MALAGA, SPAIN – An aging population, more demanding and increasingly mobile citizens, shortages of health-care professionals and the threat of pandemics are changing the face of health care as we know it, said speakers at the fourth annual global eHealth conference, which wrapped up today.

Over the next five to 10 years, we’ll see increasing health-care and social services needs, as people get older and don’t reproduce as fast. Combined with large-scale threats ranging from pandemics to obesity, this will be like a tsunami hitting health-care systems, said Alejandro Jadad, director of Canada’s Centre for Global eHealth Innovation. “We’re already in trouble,” he said. “We’ll be in even deeper trouble if we continue.”

People use hospitals like they’re buying milk, he said, when hospitals should only be used as a last resort — for major emergencies, surgeries, complex procedures and intensive care. We could start to see a shift of services to the home, to pharmacies, even to kiosks in shopping malls. Asynchronous telehealth services, for example, would allow patients to use the Internet to send non-urgent information to doctors and receive messages back via e-mail or SMS.

But there’s still not enough collaboration among countries in the area of e-health, said Jadad.

And collaboration is increasingly important, as e-health plays a role in preparedness, warning and response to global threats, such as communicable disease and bio-terrorism, he said.
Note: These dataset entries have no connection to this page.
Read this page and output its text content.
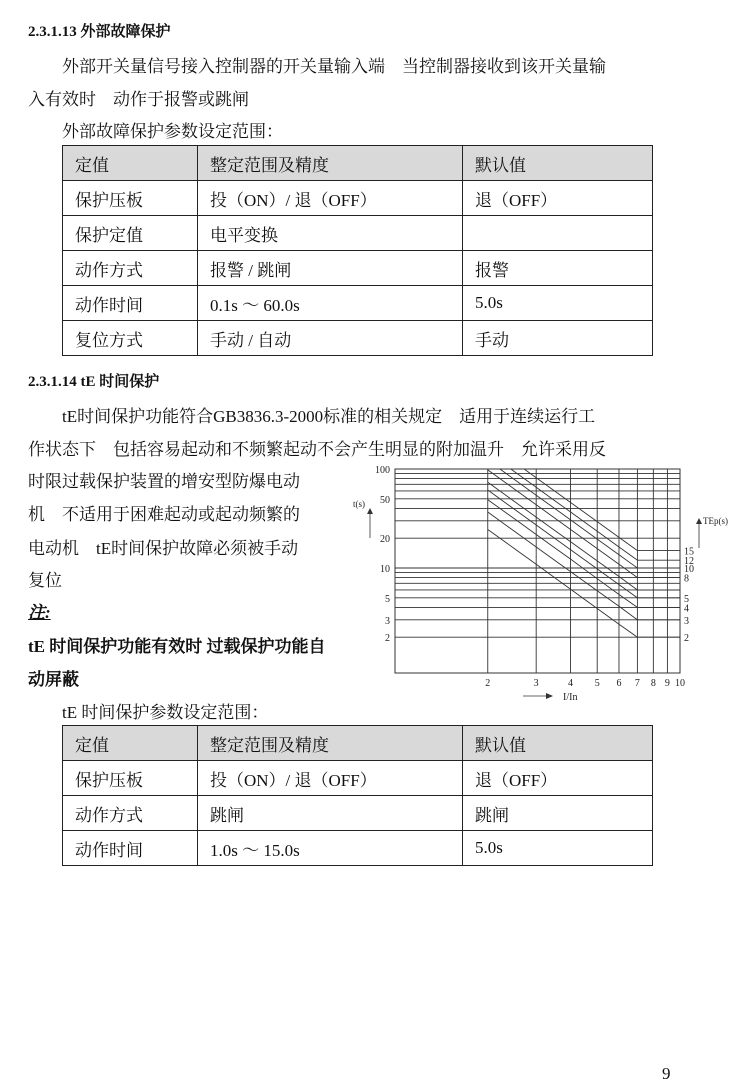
2.3.1.13 外部故障保护
外部开关量信号接入控制器的开关量输入端　当控制器接收到该开关量输
入有效时　动作于报警或跳闸
外部故障保护参数设定范围：
定值	整定范围及精度	默认值
保护压板	投（ON）/ 退（OFF）	退（OFF）
保护定值	电平变换	
动作方式	报警 / 跳闸	报警
动作时间	0.1s ～ 60.0s	5.0s
复位方式	手动 / 自动	手动
2.3.1.14 tE 时间保护
tE时间保护功能符合GB3836.3-2000标准的相关规定　适用于连续运行工
作状态下　包括容易起动和不频繁起动不会产生明显的附加温升　允许采用反
时限过载保护装置的增安型防爆电动
机　不适用于困难起动或起动频繁的
电动机　tE时间保护故障必须被手动
复位
注:
tE 时间保护功能有效时 过载保护功能自
动屏蔽
100
50
20
10
5
3
2
2	3	4 5 6 7 8 9 10
15
12
10
8
5
4
3
2
t(s)
TEp(s)
I/In
tE 时间保护参数设定范围：
定值	整定范围及精度	默认值
保护压板	投（ON）/ 退（OFF）	退（OFF）
动作方式	跳闸	跳闸
动作时间	1.0s ～ 15.0s	5.0s
9
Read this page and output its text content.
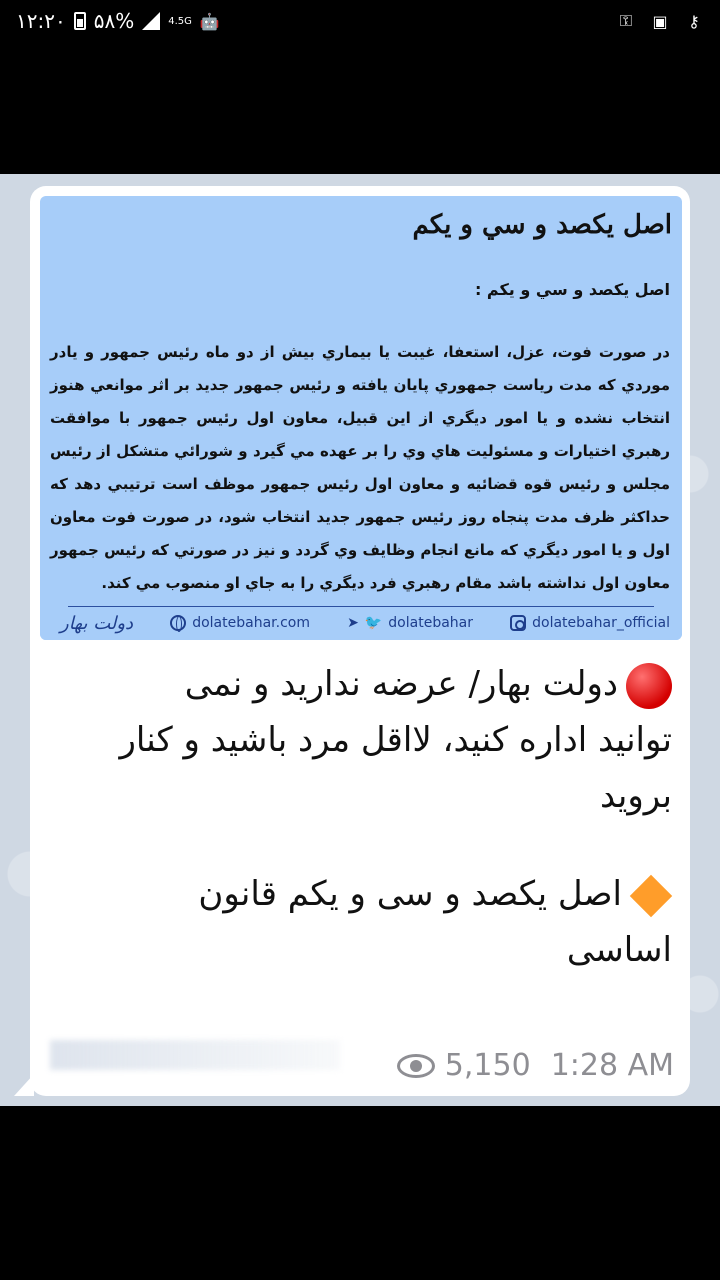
۱۲:۲۰ ۵۸%	4.5G 🤖	⚿ ▣ ⚷
اصل يكصد و سي و يكم
اصل يكصد و سي و يكم :
در صورت فوت، عزل، استعفا، غيبت يا بيماري بيش از دو ماه رئيس جمهور و يادر موردي كه مدت رياست جمهوري پايان يافته و رئيس جمهور جديد بر اثر موانعي هنوز انتخاب نشده و يا امور ديگري از اين قبيل، معاون اول رئيس جمهور با موافقت رهبري اختيارات و مسئوليت هاي وي را بر عهده مي گيرد و شورائي متشكل از رئيس مجلس و رئيس قوه قضائيه و معاون اول رئيس جمهور موظف است ترتيبي دهد كه حداكثر ظرف مدت پنجاه روز رئيس جمهور جديد انتخاب شود، در صورت فوت معاون اول و يا امور ديگري كه مانع انجام وظايف وي گردد و نيز در صورتي كه رئيس جمهور معاون اول نداشته باشد مقام رهبري فرد ديگري را به جاي او منصوب مي كند.
دولت بهار	dolatebahar.com	➤ 🐦 dolatebahar	dolatebahar_official
دولت بهار/ عرضه ندارید و نمی توانید اداره کنید، لااقل مرد باشید و کنار بروید
اصل یکصد و سی و یکم قانون اساسی
5,150 1:28 AM
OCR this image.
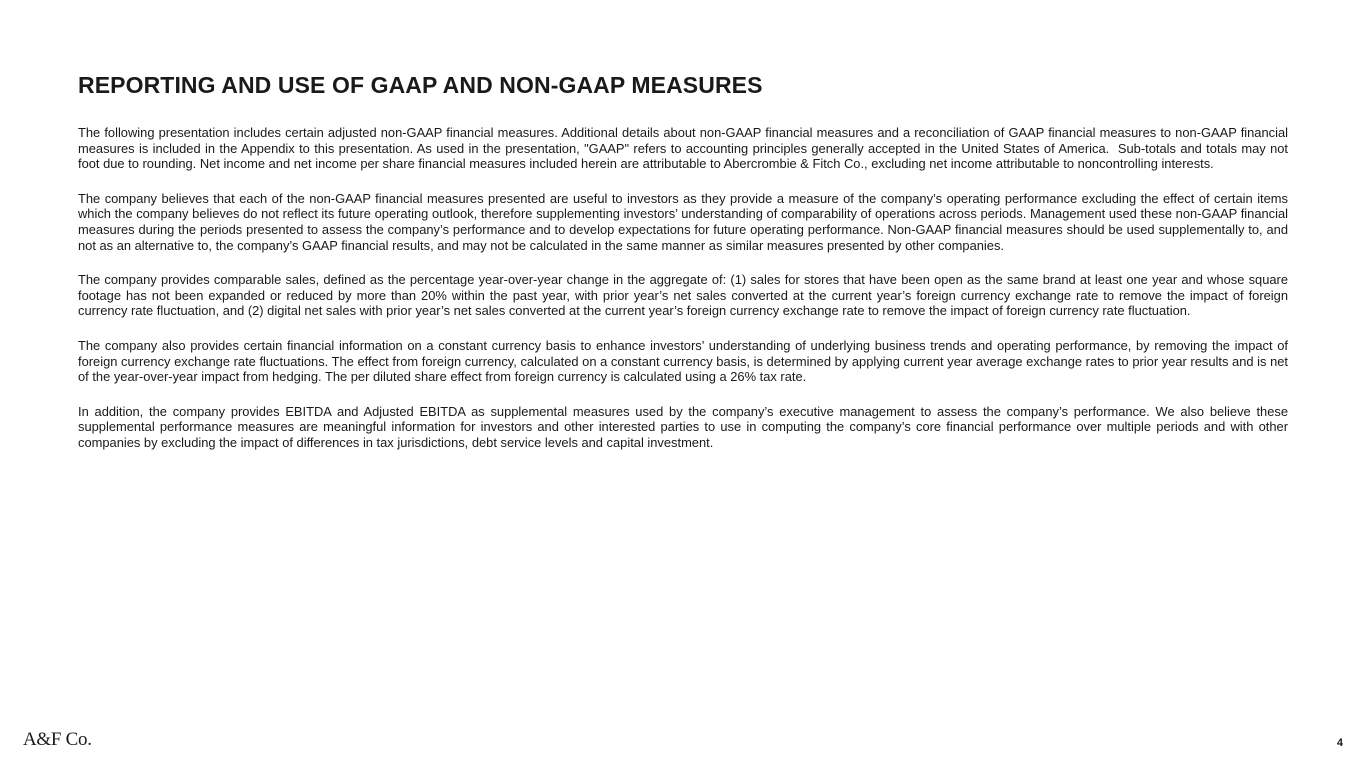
REPORTING AND USE OF GAAP AND NON-GAAP MEASURES

The following presentation includes certain adjusted non-GAAP financial measures. Additional details about non-GAAP financial measures and a reconciliation of GAAP financial measures to non-GAAP financial measures is included in the Appendix to this presentation. As used in the presentation, "GAAP" refers to accounting principles generally accepted in the United States of America.  Sub-totals and totals may not foot due to rounding. Net income and net income per share financial measures included herein are attributable to Abercrombie & Fitch Co., excluding net income attributable to noncontrolling interests.

The company believes that each of the non-GAAP financial measures presented are useful to investors as they provide a measure of the company’s operating performance excluding the effect of certain items which the company believes do not reflect its future operating outlook, therefore supplementing investors’ understanding of comparability of operations across periods. Management used these non-GAAP financial measures during the periods presented to assess the company’s performance and to develop expectations for future operating performance. Non-GAAP financial measures should be used supplementally to, and not as an alternative to, the company’s GAAP financial results, and may not be calculated in the same manner as similar measures presented by other companies.

The company provides comparable sales, defined as the percentage year-over-year change in the aggregate of: (1) sales for stores that have been open as the same brand at least one year and whose square footage has not been expanded or reduced by more than 20% within the past year, with prior year’s net sales converted at the current year’s foreign currency exchange rate to remove the impact of foreign currency rate fluctuation, and (2) digital net sales with prior year’s net sales converted at the current year’s foreign currency exchange rate to remove the impact of foreign currency rate fluctuation.

The company also provides certain financial information on a constant currency basis to enhance investors’ understanding of underlying business trends and operating performance, by removing the impact of foreign currency exchange rate fluctuations. The effect from foreign currency, calculated on a constant currency basis, is determined by applying current year average exchange rates to prior year results and is net of the year-over-year impact from hedging. The per diluted share effect from foreign currency is calculated using a 26% tax rate.

In addition, the company provides EBITDA and Adjusted EBITDA as supplemental measures used by the company’s executive management to assess the company’s performance. We also believe these supplemental performance measures are meaningful information for investors and other interested parties to use in computing the company’s core financial performance over multiple periods and with other companies by excluding the impact of differences in tax jurisdictions, debt service levels and capital investment.

A&F Co.	4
The EU is using medical intelligence, knowledge sharing networks and risk management tools at its health emergency operations facility in Luxembourg to help facilitate communications among subject matter experts, said Germain Thinus, directorate general of health and consumer protection with the Health Threats Unit of the European Commission. Coalition partners include Canada, the U.S., Japan and Mexico.

Tools include early warning and response systems, scanning tools (including Canada´s GPHIN, or Global Public Health Intelligence Network) and awareness tools, as well as audio and videoconferencing, satellite phones and a digital communications system. It is working on simulation tools, as well as geo-reports to predict the impact of outbreaks and geo-location reports to predict the movement of disease outbreaks. Other possible projects include outbreak management systems, contact tracing and syndromic (or pre-diagnostic) surveillance.

The World Health Organization (WHO) is trying to promote interoperability among nations by setting the rules of the game and “matchmaking” more developed countries with those that are less developed in the area of e-health.

But e-health must be needs-driven, said Niels Rossing, a health telematics consultant from Denmark. Governments should have a realistic budget and be open to change, he said. “Without change management, it’s just an add-on financial cost,” he said, adding that top-down approaches are not very fruitful.

”Unless a country can build a real business case, this is not going to be accepted by financial sources,” he said.